I’ve never been one to overtly seek to people please, but I certainly do like to be liked and would love to be loved. I just don’t want that to be a part of my reputation. Let me tell you a secret that’s not really much of one, though. We pastors have to be people pleasers to a degree or our churches will be empty. We have to be political. We cannot always, or even usually, be candid. Why? I don’t know why I’m telling you what you already know. People don’t want the truth, even the ones who say they do. They want an image. They want their existing beliefs and prejudices reinforced. The speaker who can do that well will have a large listening audience.

I have tried to please people. I have tried to please everyone in my church. I have done a bad job. Our church was started to reach people who don’t go to church. That can be young or old, but early on we had a ministry to youth, largely. As the church has matured we have attracted older people, and I’ve sought to make this an environment to, well, please them.

Our band can be loud, so I sought to control the volume by building a room for the drummer. I led our church to purchase nice carpet to replace the old, chairs to replace the ancient theater seats that were once bolded to the floor. I’ve tried to have services at various times: early Sunday, Saturday evening. We’ve done campaigns by Rick Warren, which some of the people I was trying to please disliked. Nothing works. The people I’ve sought to keep happy aren’t and do not stay. I just don’t have what it takes to keep them.

I’m not from the South. I’m not a Texan. I’m not married. I don’t have kids. I preach too long. I don’t know, but, obviously, when we keep losing people to larger and/or established churches (ironic since our church is nearly 15 now). There are times when I’m ready to move back out West. Start another church. Leave the ministry altogether. I don’t know. I just want to do God’s will, and I’m tired of trying to please these people!
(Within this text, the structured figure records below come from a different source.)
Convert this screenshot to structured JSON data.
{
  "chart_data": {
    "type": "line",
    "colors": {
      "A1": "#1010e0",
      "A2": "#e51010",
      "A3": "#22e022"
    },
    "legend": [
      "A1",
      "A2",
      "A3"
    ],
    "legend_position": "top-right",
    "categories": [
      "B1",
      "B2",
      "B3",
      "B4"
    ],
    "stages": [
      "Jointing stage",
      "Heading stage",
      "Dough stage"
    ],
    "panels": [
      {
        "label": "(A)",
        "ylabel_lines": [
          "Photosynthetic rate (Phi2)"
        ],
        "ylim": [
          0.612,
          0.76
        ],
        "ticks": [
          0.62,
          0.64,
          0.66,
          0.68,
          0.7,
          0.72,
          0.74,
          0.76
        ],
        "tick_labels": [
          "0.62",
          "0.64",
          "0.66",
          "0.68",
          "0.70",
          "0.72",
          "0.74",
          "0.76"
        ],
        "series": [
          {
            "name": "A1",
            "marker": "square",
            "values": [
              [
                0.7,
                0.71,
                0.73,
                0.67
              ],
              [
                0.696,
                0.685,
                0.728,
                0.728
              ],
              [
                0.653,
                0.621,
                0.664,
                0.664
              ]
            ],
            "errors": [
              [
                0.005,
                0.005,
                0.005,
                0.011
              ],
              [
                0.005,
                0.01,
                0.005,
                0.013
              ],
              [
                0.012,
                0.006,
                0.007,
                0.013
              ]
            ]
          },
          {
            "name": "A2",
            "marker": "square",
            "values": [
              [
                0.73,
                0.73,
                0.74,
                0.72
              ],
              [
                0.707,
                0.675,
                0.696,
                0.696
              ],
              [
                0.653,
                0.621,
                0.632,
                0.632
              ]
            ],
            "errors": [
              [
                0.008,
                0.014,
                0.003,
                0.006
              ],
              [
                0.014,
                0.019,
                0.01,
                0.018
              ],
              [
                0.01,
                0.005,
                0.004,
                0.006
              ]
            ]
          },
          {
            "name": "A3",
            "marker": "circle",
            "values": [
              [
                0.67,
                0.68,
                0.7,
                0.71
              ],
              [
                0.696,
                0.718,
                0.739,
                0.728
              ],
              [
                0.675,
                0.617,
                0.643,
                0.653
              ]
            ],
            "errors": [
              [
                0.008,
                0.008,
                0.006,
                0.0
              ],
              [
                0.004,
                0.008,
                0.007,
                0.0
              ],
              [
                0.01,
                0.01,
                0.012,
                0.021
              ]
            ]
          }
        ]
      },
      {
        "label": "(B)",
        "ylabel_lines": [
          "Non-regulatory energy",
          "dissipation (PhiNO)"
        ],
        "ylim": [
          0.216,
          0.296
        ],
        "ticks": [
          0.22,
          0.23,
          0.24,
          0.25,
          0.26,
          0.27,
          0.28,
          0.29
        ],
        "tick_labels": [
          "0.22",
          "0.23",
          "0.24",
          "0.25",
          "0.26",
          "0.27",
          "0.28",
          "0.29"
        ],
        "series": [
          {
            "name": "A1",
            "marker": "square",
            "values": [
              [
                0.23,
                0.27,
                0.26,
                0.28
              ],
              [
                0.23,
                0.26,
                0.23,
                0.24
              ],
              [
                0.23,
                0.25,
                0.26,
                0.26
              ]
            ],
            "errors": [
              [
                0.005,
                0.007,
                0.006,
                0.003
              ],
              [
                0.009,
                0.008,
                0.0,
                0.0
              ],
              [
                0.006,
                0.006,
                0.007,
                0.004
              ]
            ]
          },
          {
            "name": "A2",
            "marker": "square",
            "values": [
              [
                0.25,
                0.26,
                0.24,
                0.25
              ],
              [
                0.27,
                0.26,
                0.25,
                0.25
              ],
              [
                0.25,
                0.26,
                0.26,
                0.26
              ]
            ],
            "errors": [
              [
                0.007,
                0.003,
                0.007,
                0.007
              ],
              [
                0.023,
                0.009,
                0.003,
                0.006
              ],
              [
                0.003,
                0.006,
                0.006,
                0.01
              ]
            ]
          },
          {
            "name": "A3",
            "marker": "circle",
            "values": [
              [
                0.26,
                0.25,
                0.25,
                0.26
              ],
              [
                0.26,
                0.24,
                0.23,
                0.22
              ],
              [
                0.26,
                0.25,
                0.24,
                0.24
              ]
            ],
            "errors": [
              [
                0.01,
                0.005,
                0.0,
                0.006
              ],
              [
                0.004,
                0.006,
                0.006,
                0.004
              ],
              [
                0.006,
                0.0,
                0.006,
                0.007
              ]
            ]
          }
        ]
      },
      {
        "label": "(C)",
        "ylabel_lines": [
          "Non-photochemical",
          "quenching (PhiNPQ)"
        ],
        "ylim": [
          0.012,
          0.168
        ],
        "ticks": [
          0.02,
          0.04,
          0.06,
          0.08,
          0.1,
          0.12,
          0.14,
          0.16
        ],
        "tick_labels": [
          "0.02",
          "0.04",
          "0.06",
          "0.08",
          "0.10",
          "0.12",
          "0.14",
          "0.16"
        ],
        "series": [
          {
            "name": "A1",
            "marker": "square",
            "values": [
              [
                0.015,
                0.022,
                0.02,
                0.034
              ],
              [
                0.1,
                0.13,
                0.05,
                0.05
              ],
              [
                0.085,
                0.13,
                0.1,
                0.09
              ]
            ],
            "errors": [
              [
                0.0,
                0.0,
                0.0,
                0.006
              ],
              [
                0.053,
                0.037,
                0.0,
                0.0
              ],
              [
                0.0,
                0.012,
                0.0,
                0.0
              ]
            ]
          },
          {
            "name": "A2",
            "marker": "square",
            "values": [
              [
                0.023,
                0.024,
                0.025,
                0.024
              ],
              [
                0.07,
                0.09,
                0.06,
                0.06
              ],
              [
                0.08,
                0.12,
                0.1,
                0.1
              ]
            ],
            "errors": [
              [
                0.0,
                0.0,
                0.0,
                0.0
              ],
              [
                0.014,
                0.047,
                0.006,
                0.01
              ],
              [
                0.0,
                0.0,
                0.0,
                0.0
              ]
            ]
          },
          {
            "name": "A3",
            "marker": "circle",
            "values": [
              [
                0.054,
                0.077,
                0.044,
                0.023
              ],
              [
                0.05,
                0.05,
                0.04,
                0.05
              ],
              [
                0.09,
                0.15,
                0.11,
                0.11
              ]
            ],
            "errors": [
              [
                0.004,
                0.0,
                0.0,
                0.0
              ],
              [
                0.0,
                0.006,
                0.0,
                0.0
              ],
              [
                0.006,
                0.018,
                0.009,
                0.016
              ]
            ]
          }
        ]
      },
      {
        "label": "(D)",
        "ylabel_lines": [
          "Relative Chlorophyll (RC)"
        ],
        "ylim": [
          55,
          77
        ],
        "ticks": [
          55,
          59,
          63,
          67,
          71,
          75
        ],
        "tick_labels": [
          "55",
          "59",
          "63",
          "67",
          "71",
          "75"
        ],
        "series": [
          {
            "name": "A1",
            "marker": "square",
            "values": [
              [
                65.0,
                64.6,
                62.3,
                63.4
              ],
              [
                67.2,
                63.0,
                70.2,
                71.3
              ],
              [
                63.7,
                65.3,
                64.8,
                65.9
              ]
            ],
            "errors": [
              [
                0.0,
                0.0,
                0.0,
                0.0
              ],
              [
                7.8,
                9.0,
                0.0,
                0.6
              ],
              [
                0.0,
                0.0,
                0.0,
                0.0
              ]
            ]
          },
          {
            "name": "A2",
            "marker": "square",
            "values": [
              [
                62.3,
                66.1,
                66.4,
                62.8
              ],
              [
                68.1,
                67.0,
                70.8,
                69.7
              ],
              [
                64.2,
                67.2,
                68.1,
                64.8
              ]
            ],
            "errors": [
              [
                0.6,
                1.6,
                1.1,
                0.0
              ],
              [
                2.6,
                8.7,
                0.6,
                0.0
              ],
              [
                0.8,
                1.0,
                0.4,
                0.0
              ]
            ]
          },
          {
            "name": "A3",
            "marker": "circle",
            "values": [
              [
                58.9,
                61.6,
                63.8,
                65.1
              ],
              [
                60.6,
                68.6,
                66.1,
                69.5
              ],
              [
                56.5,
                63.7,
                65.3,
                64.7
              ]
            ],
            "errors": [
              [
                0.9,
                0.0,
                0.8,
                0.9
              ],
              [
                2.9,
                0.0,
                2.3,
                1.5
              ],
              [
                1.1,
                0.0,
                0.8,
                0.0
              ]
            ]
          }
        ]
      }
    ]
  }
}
Stuff happens. In any human community, and that includes churches, there are conflicts, issues to resolve, feelings to assuage. What gets old is the tendency to blame the pastor for all of it. We do this with leaders. Look at how people seem to believe that the President of the U. S. A. is somehow to blame for all of the nations problems. You might be surprised at how little the man can actually do. As leaders we must take responsibility, however. We have to try to solve problems, but that doesn’t mean we are the problem. Now, that doesn’t mean I have no issues or am not a contributor to difficulties. I try not to be. I want to help, not cause or exacerbate problems.

I have come to the conclusion that I cannot please everyone. There are people who are intractable, incorrigible, and implacable. There are also great people who just don’t agree with me, or like me, or who perpetually take me the wrong way. I have to accept that and love them anyhow. I have to allow that some will join our church and then will eventually chose to go somewhere else.

Now, will that conclusion (that I cannot possibly please everyone) stop me from trying? I hope so. I’m not giving myself permission to be unkind to people, nor am I validating a self-centered approach to relationships. Love must be the basis for every human relationship. I will seek to love people. However, love doesn’t mean I must always try to do what makes others happy. Love means doing what’s best for others, even if I don’t like it: even if they don’t like it. “Love rejoices with the truth” (1 Corinthians 13:6), so I must be willing to tell the truth to others, although that’s painful to them and to me at times.
“I am what I am by the grace of God, and his grace toward me was not without effect” (1 Corinthians 15:10). I’m not Super Pastor. I’m just Pastor D. I’ll be me. I’ll let Christ do his work through my personality. I’ll keep learning and growing and changing where I need to become more Christlike. But I’m going to stop trying be someone or something I’m not, even if that means my church never gains MEGA status.